How To Taste Olive Oil - The Pomora Guide
< Blog Home Article by Pomora - Date: Fri, 11 Nov 2016
At Pomora we undertake olive oil tastings every week and are often asked various questions from the public on the characteristics of olive and what to look out for. Therefore we decided to provide our own min-guide for how to taste olive oil:
Pour a little oil, about 10ml, into a tasting beaker. Professional tasters use blue beakers deliberately to mask the colour of the oil as it is not predictive of taste.
Cup your beaker with one hand and cover the opening of the beaker with the other. The first hand gently warms the oil, releasing more of its flavours, and the second hand keeps those flavours in the beaker ready for you to nose or smell the oil.
Nosing the oil is your first experience of its flavour. The nose is an incredibly sensitive organ so take a really good sniff and pay close attention to all the aromas in your oil. Olive oils can contain a huge range of flavours from grassy, citrussy notes at one end of the scale through ripe tomatoes and artichokes in the mid range all the way to aubergines and melons at the other extreme.
Next we're going to taste the oil. Take your beaker up to your mouth and with a slurping action suck the oil in. The purpose of the slurping action is to take some air in with the oil which helps release more of the flavour. You want to take enough oil in to cover all your taste buds to get the full effect of the oil.

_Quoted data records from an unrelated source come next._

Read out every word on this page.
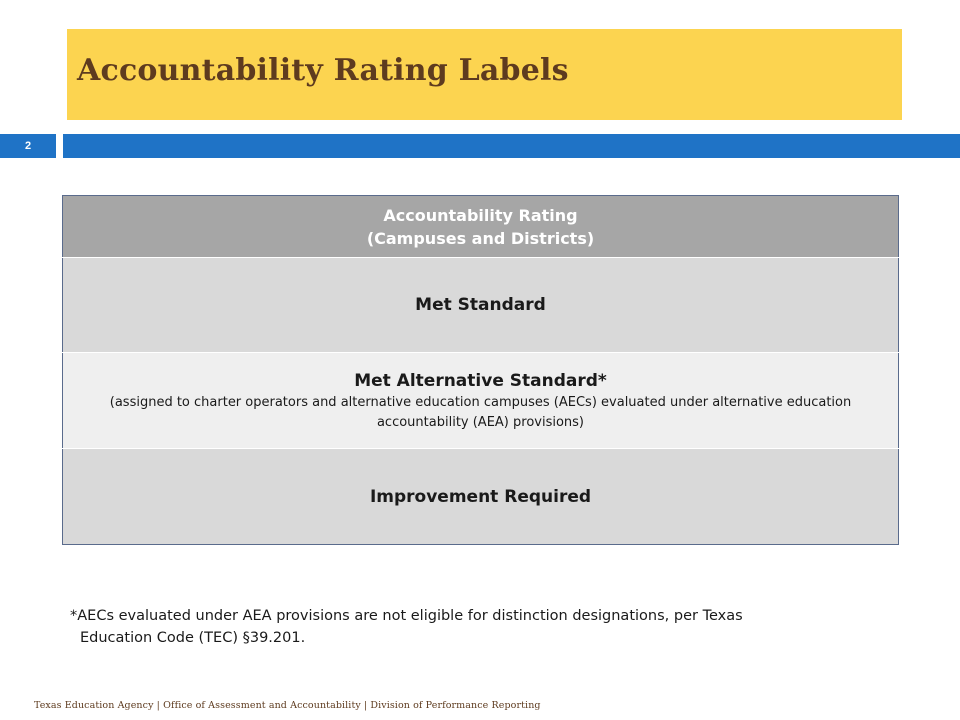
Accountability Rating Labels
2
Accountability Rating
(Campuses and Districts)

Met Standard

Met Alternative Standard*
(assigned to charter operators and alternative education campuses (AECs) evaluated under alternative education accountability (AEA) provisions)

Improvement Required
*AECs evaluated under AEA provisions are not eligible for distinction designations, per Texas
Education Code (TEC) §39.201.
Texas Education Agency | Office of Assessment and Accountability | Division of Performance Reporting
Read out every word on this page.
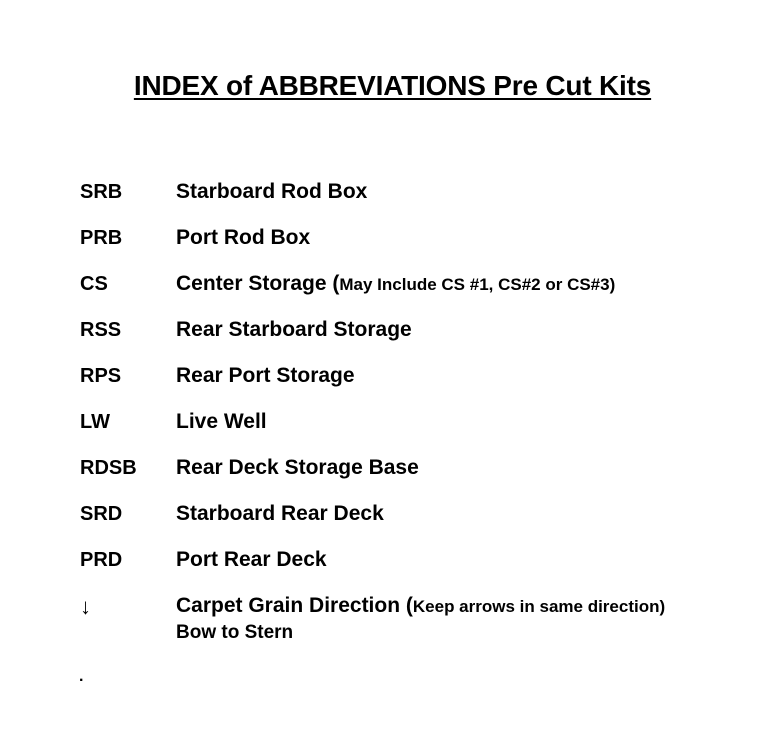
INDEX of ABBREVIATIONS Pre Cut Kits
SRB	Starboard Rod Box
PRB	Port Rod Box
CS	Center Storage (May Include CS #1, CS#2 or CS#3)
RSS	Rear Starboard Storage
RPS	Rear Port Storage
LW	Live Well
RDSB	Rear Deck Storage Base
SRD	Starboard Rear Deck
PRD	Port Rear Deck
↓	Carpet Grain Direction (Keep arrows in same direction)
Bow to Stern
.
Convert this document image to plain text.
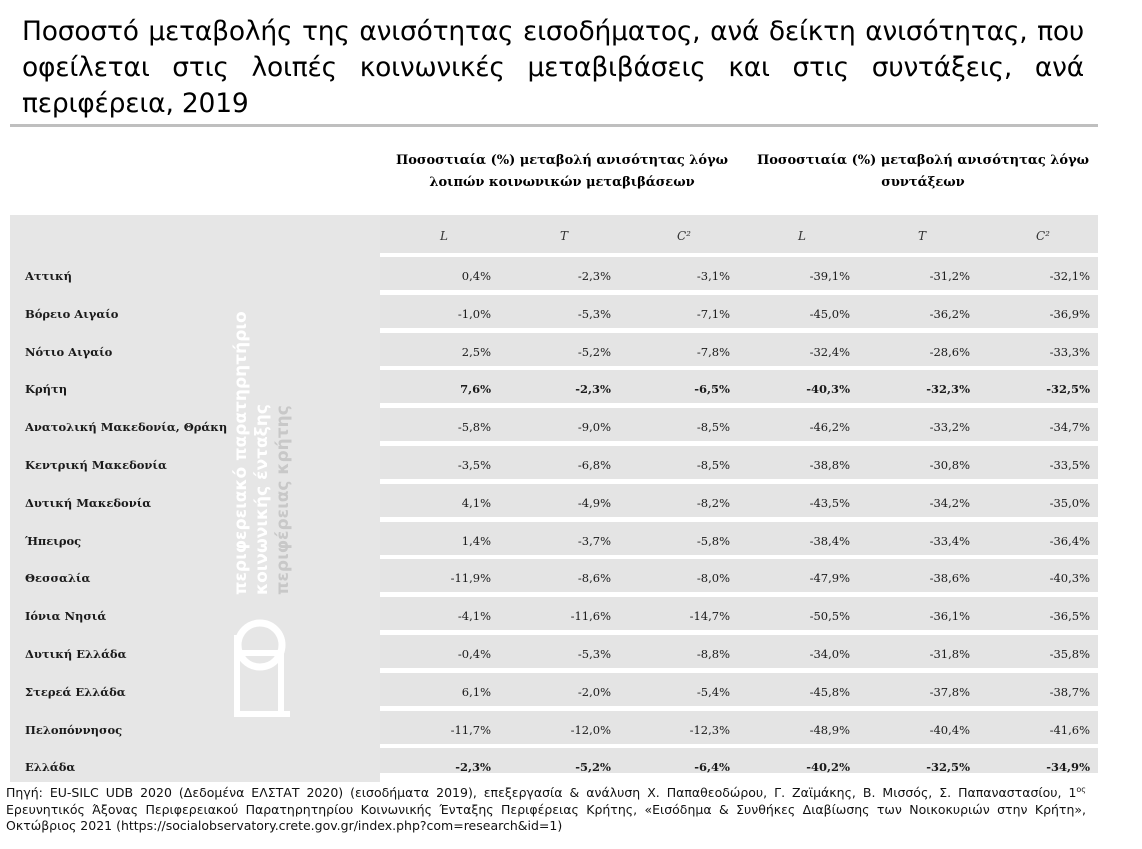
Ποσοστό μεταβολής της ανισότητας εισοδήματος, ανά δείκτη ανισότητας, που οφείλεται στις λοιπές κοινωνικές μεταβιβάσεις και στις συντάξεις, ανά περιφέρεια, 2019
Ποσοστιαία (%) μεταβολή ανισότητας λόγω λοιπών κοινωνικών μεταβιβάσεων
Ποσοστιαία (%) μεταβολή ανισότητας λόγω συντάξεων
περιφερειακό παρατηρητήριο κοινωνικής ένταξης περιφέρειας κρήτης
L	T	C²	L	T	C²
Αττική	0,4%	-2,3%	-3,1%	-39,1%	-31,2%	-32,1%
Βόρειο Αιγαίο	-1,0%	-5,3%	-7,1%	-45,0%	-36,2%	-36,9%
Νότιο Αιγαίο	2,5%	-5,2%	-7,8%	-32,4%	-28,6%	-33,3%
Κρήτη	7,6%	-2,3%	-6,5%	-40,3%	-32,3%	-32,5%
Ανατολική Μακεδονία, Θράκη	-5,8%	-9,0%	-8,5%	-46,2%	-33,2%	-34,7%
Κεντρική Μακεδονία	-3,5%	-6,8%	-8,5%	-38,8%	-30,8%	-33,5%
Δυτική Μακεδονία	4,1%	-4,9%	-8,2%	-43,5%	-34,2%	-35,0%
Ήπειρος	1,4%	-3,7%	-5,8%	-38,4%	-33,4%	-36,4%
Θεσσαλία	-11,9%	-8,6%	-8,0%	-47,9%	-38,6%	-40,3%
Ιόνια Νησιά	-4,1%	-11,6%	-14,7%	-50,5%	-36,1%	-36,5%
Δυτική Ελλάδα	-0,4%	-5,3%	-8,8%	-34,0%	-31,8%	-35,8%
Στερεά Ελλάδα	6,1%	-2,0%	-5,4%	-45,8%	-37,8%	-38,7%
Πελοπόννησος	-11,7%	-12,0%	-12,3%	-48,9%	-40,4%	-41,6%
Ελλάδα	-2,3%	-5,2%	-6,4%	-40,2%	-32,5%	-34,9%
Πηγή: EU-SILC UDB 2020 (Δεδομένα ΕΛΣΤΑΤ 2020) (εισοδήματα 2019), επεξεργασία & ανάλυση Χ. Παπαθεοδώρου, Γ. Ζαϊμάκης, Β. Μισσός, Σ. Παπαναστασίου, $1^{o\varsigma}$ Ερευνητικός Άξονας Περιφερειακού Παρατηρητηρίου Κοινωνικής Ένταξης Περιφέρειας Κρήτης, «Εισόδημα & Συνθήκες Διαβίωσης των Νοικοκυριών στην Κρήτη», Οκτώβριος 2021 (https://socialobservatory.crete.gov.gr/index.php?com=research&id=1)
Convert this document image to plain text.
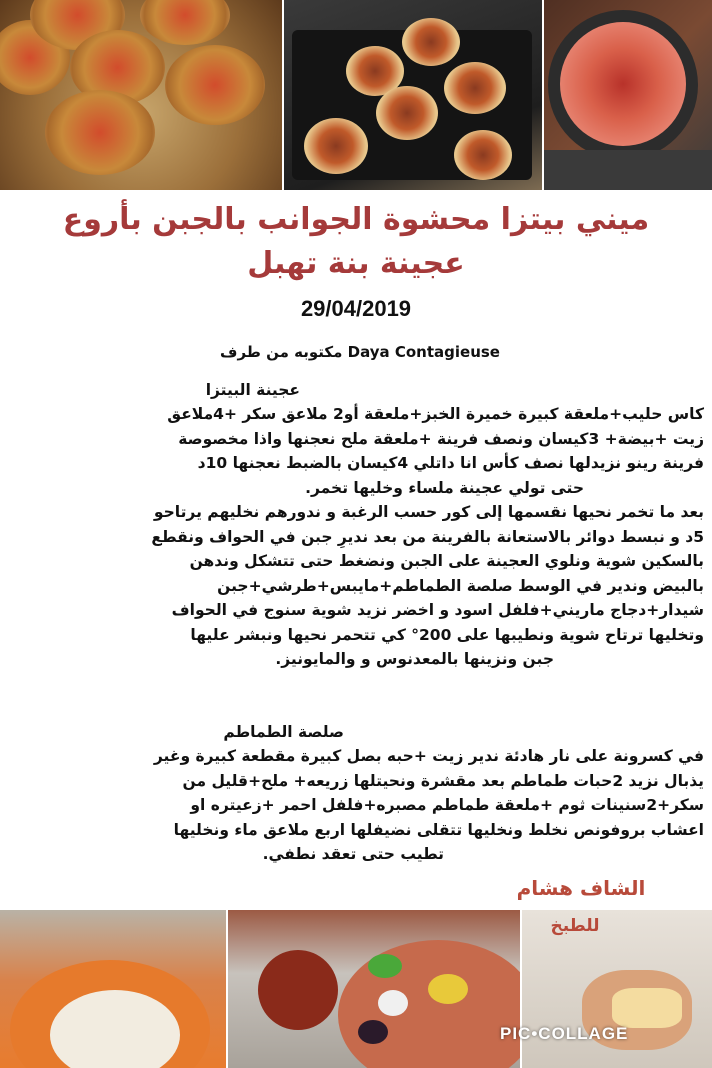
ميني بيتزا محشوة الجوانب بالجبن بأروع
عجينة بنة تهبل
29/04/2019
مكتوبه من طرف Daya Contagieuse
عجينة البيتزا
كاس حليب+ملعقة كبيرة خميرة الخبز+ملعقة أو2 ملاعق سكر +4ملاعق
زيت +بيضة+ 3كيسان ونصف فرينة +ملعقة ملح نعجنها واذا مخصوصة
فرينة رينو نزيدلها نصف كأس انا داتلي 4كيسان بالضبط نعجنها 10د
حتى تولي عجينة ملساء وخليها تخمر.
بعد ما تخمر نحيها نقسمها إلى كور حسب الرغبة و ندورهم نخليهم يرتاحو
5د و نبسط دوائر بالاستعانة بالفرينة من بعد نديرِ جبن في الحواف ونقطع
بالسكين شوية ونلوي العجينة على الجبن ونضغط حتى تتشكل وندهن
بالبيض وندير في الوسط صلصة الطماطم+مايبس+طرشي+جبن
شيدار+دجاج ماريني+فلفل اسود و اخضر نزيد شوية سنوج في الحواف
وتخليها ترتاح شوية ونطيبها على 200° كي تتحمر نحيها ونبشر عليها
جبن ونزينها بالمعدنوس و والمايونيز.
صلصة الطماطم
في كسرونة على نار هادئة ندير زيت +حبه بصل كبيرة مقطعة كبيرة وغير
يذبال نزيد 2حبات طماطم بعد مقشرة ونحيتلها زريعه+ ملح+قليل من
سكر+2سنينات ثوم +ملعقة طماطم مصبره+فلفل احمر +زعيتره او
اعشاب بروفونص نخلط ونخليها تتقلى نضيفلها اربع ملاعق ماء ونخليها
تطيب حتى تعقد نطفي.
الشاف هشام
للطبخ
PIC•COLLAGE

Your first taste of the oil will be via the taste buds at the front of your tongue. These taste the fruitiness or flavour of the oil. This is very similar but not identical to the aromas / flavours you experienced when nosing the oil. Pay particular attention to the differences - a good oil will exhibit complexity and depth. While the oil is still towards the front of your tongue, exhale through your nose in order to smell the oil "retro-nasally". The oil will be a little warmer now having been in your mouth and may reveal additional flavours. Again, compare the nasal experience to the taste experience.

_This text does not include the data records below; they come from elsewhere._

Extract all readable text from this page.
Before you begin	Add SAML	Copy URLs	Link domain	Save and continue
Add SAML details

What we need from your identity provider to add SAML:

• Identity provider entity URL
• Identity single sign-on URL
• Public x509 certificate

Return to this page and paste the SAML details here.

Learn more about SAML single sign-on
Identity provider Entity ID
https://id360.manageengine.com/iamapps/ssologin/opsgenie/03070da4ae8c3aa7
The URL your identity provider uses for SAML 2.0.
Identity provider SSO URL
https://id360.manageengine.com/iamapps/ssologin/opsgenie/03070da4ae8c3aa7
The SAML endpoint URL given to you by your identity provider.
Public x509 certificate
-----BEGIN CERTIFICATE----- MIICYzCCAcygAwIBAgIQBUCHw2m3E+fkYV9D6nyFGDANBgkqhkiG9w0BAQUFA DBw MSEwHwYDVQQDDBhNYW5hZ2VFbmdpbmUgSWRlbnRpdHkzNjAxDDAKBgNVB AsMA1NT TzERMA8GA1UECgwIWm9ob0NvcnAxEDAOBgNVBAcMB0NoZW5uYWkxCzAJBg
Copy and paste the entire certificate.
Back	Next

As the oil moves further back across your tongue, it will encounter a set of taste buds to the back and sides of the tongue which are sensitive to bitterness. Bitterness is a prized characteristic of olive oil. The bitterness should add structure to the oil much as tannins add structure to a wine but should not dominate the oil. Different people have differential sensitivity to bitterness and this will dictate how robust an oil you will enjoy.
Finally, swallow the oil. As it goes into your throat you should experience a peppery sensation which is known as pungency. This comes from the polyphenols in the oil and is a sign of quality. If you're not used to tasting good olive oil, the first time you experience pungency can be a bit of a shock especially if the oil is robust.

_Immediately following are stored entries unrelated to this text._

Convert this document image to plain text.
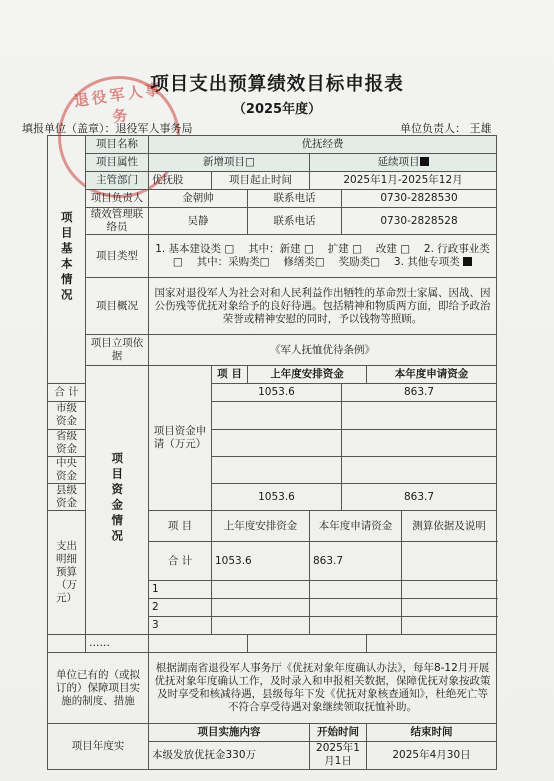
退役军人事务
项目支出预算绩效目标申报表
（2025年度）
填报单位（盖章）：退役军人事务局	单位负责人： 王雄
项目基本情况	项目名称	优抚经费						
	项目属性	新增项目□			延续项目			
	主管部门	优抚股	项目起止时间		2025年1月-2025年12月			
	项目负责人	金朝帅		联系电话		0730-2828530		
	绩效管理联络员	吴静		联系电话		0730-2828528		
	项目类型	1. 基本建设类 □　 其中：新建 □　 扩建 □　 改建 □　 2. 行政事业类 □　 其中：采购类□　 修缮类□　 奖励类□　 3. 其他专项类						
	项目概况	国家对退役军人为社会对和人民利益作出牺牲的革命烈士家属、因战、因公伤残等优抚对象给予的良好待遇。包括精神和物质两方面，即给予政治荣誉或精神安慰的同时，予以钱物等照顾。						
	项目立项依据	《军人抚恤优待条例》						
	项目资金情况	项目资金申请（万元）	项 目	上年度安排资金			本年度申请资金	
合 计			1053.6			863.7		
市级资金								
省级资金								
中央资金								
县级资金			1053.6			863.7		
支出明细预算（万元）		项 目	上年度安排资金		本年度申请资金			测算依据及说明
		合 计	1053.6		863.7			
		1						
		2						
		3						
	……							
单位已有的（或拟订的）保障项目实施的制度、措施		根据湖南省退役军人事务厅《优抚对象年度确认办法》，每年8-12月开展优抚对象年度确认工作，及时录入和申报相关数据，保障优抚对象按政策及时享受和核减待遇，县级每年下发《优抚对象核查通知》，杜绝死亡等不符合享受待遇对象继续领取抚恤补助。						
项目年度实		项目实施内容			开始时间		结束时间	
		本级发放优抚金330万			2025年1月1日		2025年4月30日	
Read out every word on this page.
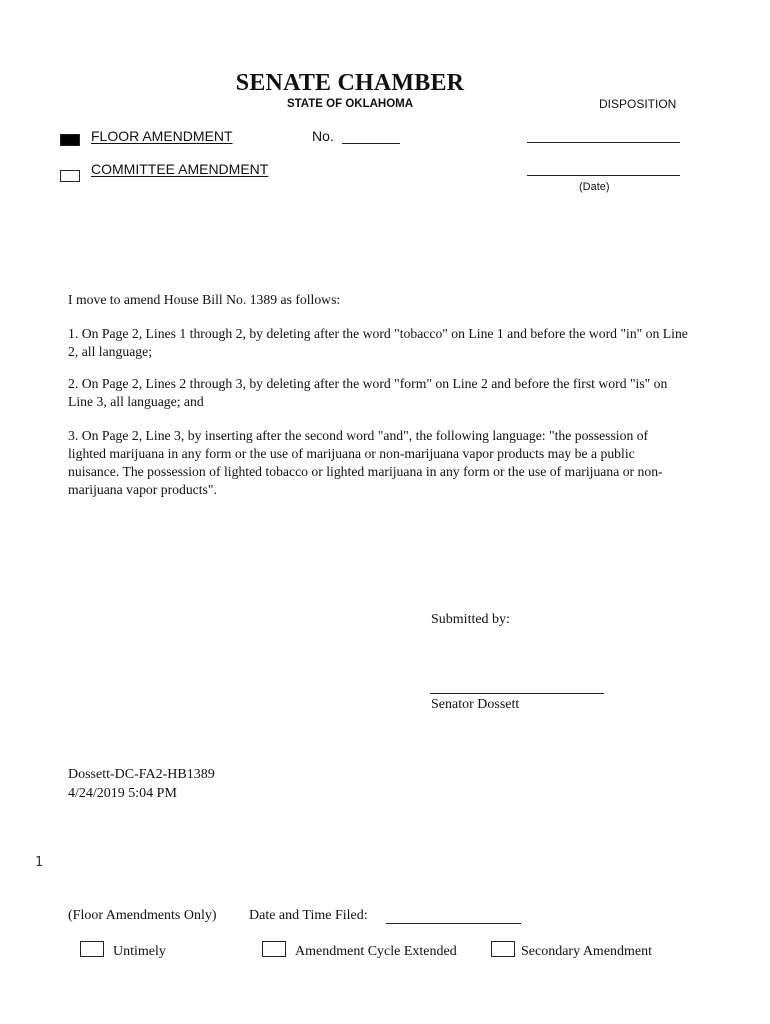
SENATE CHAMBER
STATE OF OKLAHOMA	DISPOSITION
FLOOR AMENDMENT
COMMITTEE AMENDMENT
No.
(Date)
I move to amend House Bill No. 1389 as follows:
1. On Page 2, Lines 1 through 2, by deleting after the word "tobacco" on Line 1 and before the word "in" on Line 2, all language;
2. On Page 2, Lines 2 through 3, by deleting after the word "form" on Line 2 and before the first word "is" on Line 3, all language; and
3. On Page 2, Line 3, by inserting after the second word "and", the following language: "the possession of lighted marijuana in any form or the use of marijuana or non-marijuana vapor products may be a public nuisance. The possession of lighted tobacco or lighted marijuana in any form or the use of marijuana or non-marijuana vapor products".
Submitted by:
Senator Dossett
Dossett-DC-FA2-HB1389
4/24/2019 5:04 PM
1
(Floor Amendments Only) Date and Time Filed:
Untimely	Amendment Cycle Extended	Secondary Amendment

If you are tasting more than one oil, clean your palate between oils with a small piece of Granny Smith apple and some water.
The olive oils from our two award-winning growers have very different characteristics:
Carmelo's olive oil, from Sicily, is smooth and creamy and more front loaded:
Fruitiness: Full of flavour at the front of the mouth.
Bitterness: Very little bitterness at the back of the mouth.
Pungency: Small peppery kick at the end.
Carmelo's plain olive oils are perfect for salads and used for dipping.
Antonio's olive oil, from Campania, is light and fresh and more back loaded:
Fruitiness: Grassy flavours.
Bitterness: Medium bitterness at the back of the mouth.
Pungency: Large peppery kick at the end.
Antonio's plain olive oils are more Italian style, perfect for salads, pasta and meat dishes.